Surface tension: nanobubbles and nanodroplets break the symmetry

Nicolas Bruot and Frédéric Caupin (team Liquides et Interfaces), published an article entitled «Curvature-dependence of the liquid-vapor surface tension beyond the Tolman approximation» in the journal Physical Review Letters.

What is the surface tension at the nanoscale? A 66 years old hypothesis made by Tolman proposes to correct the usual, macroscopic surface tension by an amount inversely proportional to the radius of curvature of the liquid-vapor interface. But not without following certain symmetry rule: the correction would be of the same magnitude, but with opposite sign for bubbles and droplets with the same radius. This effect has major implications for nucleation (cavitation of vapor bubbles in a superheated liquid, or condensation of liquid droplets in a supersaturated steam).

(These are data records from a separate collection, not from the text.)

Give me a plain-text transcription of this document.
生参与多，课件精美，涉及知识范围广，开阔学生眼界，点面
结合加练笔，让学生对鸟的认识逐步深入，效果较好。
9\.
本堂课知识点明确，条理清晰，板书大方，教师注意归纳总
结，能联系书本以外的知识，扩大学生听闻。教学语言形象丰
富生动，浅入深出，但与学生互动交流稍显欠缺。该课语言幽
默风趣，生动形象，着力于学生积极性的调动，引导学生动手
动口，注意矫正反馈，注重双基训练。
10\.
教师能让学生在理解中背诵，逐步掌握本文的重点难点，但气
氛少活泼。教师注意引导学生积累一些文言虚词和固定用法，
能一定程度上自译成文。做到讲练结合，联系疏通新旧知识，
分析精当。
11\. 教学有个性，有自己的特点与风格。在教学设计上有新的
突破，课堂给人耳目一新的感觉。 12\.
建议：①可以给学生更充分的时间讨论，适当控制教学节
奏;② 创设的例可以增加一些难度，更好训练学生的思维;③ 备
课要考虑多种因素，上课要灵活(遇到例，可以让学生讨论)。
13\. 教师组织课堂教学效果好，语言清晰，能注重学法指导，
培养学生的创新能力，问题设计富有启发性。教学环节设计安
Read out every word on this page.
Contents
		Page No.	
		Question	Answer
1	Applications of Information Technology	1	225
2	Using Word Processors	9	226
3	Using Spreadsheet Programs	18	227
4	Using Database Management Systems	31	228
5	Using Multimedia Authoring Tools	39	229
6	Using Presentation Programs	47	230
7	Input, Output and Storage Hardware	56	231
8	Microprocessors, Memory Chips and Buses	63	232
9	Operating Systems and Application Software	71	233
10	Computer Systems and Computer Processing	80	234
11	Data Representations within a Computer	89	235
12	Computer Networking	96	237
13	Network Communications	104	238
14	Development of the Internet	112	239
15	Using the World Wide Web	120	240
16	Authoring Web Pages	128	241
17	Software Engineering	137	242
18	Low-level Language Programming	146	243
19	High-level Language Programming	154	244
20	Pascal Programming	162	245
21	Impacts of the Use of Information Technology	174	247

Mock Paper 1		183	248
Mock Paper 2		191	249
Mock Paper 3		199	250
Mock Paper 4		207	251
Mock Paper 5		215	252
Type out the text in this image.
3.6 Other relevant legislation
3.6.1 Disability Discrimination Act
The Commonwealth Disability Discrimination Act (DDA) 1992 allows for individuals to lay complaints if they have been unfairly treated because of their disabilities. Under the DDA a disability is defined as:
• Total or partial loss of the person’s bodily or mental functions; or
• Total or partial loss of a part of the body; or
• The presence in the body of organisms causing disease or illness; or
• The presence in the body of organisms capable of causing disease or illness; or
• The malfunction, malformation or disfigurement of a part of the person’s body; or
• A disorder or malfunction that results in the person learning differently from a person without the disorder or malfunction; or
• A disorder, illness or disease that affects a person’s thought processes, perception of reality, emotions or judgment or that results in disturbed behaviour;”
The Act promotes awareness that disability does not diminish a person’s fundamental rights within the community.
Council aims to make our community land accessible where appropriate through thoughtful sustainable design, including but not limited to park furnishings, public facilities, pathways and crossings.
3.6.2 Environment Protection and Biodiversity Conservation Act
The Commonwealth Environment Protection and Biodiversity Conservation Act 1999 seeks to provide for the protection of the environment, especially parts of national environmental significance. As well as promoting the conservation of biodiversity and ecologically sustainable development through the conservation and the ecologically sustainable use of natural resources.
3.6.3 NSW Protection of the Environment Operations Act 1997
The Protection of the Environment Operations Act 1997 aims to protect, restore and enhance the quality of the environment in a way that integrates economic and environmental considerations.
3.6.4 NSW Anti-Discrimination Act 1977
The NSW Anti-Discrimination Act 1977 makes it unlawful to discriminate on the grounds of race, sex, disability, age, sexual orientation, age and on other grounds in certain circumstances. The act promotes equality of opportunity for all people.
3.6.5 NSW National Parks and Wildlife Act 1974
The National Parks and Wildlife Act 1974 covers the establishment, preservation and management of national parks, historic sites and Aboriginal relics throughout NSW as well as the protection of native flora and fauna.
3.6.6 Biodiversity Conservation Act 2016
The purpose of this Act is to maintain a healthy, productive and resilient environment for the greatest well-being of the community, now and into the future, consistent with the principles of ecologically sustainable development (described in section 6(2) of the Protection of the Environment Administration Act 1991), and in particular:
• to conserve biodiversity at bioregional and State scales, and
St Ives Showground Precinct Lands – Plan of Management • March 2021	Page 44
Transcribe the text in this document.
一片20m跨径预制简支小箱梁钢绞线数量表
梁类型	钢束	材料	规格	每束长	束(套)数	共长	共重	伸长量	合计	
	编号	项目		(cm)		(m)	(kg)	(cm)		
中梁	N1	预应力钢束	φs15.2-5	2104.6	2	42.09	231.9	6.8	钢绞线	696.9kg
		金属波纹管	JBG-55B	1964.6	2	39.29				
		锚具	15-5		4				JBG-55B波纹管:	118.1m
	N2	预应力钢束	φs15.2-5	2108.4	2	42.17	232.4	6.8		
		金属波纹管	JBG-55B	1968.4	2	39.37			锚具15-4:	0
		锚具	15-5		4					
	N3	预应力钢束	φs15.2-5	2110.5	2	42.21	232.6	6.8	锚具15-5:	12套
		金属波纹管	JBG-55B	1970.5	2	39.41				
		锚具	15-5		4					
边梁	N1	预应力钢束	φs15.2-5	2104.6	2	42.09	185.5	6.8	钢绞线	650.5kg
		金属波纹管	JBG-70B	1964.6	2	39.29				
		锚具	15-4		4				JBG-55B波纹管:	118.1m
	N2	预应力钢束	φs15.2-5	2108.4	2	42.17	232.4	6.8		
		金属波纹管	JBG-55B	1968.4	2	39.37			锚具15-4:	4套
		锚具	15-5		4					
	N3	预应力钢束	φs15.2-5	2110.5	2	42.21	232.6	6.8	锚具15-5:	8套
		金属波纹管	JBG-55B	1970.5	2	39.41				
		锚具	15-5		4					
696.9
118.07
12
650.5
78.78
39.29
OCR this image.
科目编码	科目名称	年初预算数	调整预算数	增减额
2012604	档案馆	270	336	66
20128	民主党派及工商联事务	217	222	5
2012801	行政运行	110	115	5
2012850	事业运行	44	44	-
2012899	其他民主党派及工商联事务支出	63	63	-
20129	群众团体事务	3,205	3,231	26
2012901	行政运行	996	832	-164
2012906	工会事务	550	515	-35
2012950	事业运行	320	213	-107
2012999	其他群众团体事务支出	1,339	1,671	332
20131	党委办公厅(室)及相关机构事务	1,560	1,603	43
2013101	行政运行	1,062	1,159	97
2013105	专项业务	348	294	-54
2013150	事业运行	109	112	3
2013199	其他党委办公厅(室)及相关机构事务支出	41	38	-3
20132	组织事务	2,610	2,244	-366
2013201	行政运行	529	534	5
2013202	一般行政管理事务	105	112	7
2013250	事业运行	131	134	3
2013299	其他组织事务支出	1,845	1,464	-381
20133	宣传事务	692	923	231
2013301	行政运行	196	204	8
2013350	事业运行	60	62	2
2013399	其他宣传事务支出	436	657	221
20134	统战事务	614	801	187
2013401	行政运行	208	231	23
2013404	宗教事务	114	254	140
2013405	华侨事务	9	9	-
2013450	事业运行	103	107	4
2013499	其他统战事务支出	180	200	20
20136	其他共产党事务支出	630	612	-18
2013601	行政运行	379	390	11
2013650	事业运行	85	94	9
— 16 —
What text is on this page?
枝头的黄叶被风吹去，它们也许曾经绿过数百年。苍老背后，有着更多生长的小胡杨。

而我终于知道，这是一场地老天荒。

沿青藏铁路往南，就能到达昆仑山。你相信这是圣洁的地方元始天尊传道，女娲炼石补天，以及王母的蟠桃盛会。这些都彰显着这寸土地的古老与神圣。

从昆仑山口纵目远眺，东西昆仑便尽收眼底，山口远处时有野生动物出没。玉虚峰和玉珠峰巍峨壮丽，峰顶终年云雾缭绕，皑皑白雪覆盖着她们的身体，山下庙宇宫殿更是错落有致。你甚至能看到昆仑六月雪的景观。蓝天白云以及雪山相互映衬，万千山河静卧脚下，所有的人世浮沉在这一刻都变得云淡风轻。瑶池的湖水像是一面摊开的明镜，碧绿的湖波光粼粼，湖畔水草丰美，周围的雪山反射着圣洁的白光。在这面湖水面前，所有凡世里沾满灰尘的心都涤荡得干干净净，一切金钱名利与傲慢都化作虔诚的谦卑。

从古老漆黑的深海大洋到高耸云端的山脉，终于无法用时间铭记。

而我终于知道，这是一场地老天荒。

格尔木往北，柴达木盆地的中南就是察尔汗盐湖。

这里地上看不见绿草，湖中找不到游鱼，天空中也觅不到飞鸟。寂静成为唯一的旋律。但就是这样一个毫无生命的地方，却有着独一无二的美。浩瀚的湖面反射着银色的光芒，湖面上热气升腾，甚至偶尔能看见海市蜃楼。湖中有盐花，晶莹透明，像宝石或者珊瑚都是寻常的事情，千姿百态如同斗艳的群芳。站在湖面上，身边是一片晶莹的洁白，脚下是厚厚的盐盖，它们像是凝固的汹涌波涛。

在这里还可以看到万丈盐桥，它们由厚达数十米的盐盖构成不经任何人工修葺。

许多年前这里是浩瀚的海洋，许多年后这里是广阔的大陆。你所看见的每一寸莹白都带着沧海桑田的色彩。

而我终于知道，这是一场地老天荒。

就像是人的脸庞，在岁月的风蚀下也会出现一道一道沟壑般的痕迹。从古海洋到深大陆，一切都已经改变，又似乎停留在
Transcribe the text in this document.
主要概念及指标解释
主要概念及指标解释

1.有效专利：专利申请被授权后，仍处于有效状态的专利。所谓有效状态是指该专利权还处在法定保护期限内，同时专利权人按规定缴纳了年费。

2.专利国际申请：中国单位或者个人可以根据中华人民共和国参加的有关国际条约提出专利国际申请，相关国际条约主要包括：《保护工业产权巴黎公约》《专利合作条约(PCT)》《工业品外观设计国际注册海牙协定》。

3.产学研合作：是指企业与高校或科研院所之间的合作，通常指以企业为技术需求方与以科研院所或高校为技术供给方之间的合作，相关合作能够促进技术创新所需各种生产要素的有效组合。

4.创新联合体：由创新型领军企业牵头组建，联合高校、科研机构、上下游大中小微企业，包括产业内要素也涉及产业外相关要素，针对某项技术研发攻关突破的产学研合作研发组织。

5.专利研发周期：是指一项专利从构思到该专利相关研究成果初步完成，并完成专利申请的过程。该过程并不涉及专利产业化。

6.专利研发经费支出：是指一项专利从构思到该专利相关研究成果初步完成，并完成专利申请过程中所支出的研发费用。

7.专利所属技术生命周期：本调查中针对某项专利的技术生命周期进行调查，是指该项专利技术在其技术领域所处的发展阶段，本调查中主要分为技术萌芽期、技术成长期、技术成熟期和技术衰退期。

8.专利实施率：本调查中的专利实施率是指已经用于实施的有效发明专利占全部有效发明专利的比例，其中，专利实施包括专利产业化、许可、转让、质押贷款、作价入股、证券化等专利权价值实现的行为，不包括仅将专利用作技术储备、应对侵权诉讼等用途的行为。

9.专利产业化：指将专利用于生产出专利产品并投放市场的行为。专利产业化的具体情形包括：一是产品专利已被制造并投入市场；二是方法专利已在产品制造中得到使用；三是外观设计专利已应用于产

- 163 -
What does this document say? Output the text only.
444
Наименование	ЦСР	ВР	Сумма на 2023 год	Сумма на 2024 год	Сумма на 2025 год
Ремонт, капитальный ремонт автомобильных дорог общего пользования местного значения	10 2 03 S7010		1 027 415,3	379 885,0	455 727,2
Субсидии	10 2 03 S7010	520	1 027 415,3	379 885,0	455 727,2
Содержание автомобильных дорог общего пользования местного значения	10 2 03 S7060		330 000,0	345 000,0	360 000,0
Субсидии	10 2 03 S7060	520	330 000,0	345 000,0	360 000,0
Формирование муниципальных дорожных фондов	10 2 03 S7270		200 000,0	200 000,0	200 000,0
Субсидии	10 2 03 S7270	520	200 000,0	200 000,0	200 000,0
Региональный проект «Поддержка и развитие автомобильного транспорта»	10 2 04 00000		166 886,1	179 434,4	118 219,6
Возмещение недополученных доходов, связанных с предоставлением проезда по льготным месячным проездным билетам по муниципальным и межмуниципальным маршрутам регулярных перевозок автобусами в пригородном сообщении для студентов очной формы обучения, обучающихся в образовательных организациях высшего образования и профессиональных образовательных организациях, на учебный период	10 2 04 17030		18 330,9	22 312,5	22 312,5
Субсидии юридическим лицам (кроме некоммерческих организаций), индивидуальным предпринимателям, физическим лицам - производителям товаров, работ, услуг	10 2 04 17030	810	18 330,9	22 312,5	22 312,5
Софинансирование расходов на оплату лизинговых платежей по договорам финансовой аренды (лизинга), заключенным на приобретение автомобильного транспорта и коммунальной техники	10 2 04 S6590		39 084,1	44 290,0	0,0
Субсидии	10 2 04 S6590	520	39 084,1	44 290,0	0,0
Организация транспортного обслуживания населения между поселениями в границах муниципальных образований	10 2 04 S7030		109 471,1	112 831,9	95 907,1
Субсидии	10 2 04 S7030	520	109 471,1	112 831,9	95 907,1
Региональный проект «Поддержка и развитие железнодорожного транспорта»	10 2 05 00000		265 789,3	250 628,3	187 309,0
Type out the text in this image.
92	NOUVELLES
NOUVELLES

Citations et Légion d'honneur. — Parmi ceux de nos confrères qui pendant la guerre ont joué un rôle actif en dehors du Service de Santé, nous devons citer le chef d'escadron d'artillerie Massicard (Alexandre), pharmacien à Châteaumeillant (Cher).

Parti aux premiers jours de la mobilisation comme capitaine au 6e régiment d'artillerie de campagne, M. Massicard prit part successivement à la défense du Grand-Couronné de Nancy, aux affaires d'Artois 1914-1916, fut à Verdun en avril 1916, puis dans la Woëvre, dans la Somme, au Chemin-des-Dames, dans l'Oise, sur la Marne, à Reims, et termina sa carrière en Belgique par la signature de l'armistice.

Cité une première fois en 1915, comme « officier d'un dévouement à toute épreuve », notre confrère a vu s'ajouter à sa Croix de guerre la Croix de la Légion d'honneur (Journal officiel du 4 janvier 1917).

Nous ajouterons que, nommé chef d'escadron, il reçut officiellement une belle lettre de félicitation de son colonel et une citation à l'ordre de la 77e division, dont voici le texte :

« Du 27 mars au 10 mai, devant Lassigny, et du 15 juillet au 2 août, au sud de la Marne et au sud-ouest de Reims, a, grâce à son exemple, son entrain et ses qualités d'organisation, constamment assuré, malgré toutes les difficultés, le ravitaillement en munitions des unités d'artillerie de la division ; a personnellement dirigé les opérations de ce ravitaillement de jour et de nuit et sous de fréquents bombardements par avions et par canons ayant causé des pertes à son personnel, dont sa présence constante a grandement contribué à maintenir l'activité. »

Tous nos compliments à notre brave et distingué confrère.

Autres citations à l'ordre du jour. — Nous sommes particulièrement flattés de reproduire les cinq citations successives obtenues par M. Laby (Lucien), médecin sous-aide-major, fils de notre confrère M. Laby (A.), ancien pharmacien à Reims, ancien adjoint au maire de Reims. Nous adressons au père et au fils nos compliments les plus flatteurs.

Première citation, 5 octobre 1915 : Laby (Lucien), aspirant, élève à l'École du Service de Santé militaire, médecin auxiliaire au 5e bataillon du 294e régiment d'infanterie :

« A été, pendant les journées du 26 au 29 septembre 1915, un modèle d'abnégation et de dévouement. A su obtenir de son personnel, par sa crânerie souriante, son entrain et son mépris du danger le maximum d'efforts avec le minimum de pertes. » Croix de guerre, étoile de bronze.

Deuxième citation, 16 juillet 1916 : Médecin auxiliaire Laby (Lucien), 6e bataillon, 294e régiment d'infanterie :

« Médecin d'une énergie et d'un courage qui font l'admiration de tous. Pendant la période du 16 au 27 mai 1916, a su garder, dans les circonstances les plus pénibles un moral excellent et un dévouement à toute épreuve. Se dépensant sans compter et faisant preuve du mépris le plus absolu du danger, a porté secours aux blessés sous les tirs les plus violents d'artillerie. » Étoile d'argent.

Indeed, a small change in the surface tension is sufficient to change the nucleation rate by several orders of magnitude. ILM researchers have actually performed cavitation experiments in ethanol and heptane. Combining their measurements with cavitation data in water and condensation data in vapors of ethanol, heptane and water, they were able to show that the symmetric correction proposed by Tolman was not sufficient at the scales relevant to nucleation. This study suggests replacing the Tolman approximation, commonly used in nucleation, with a more complex correction (involving also the square of the radius of curvature) as suggested by recent simulations.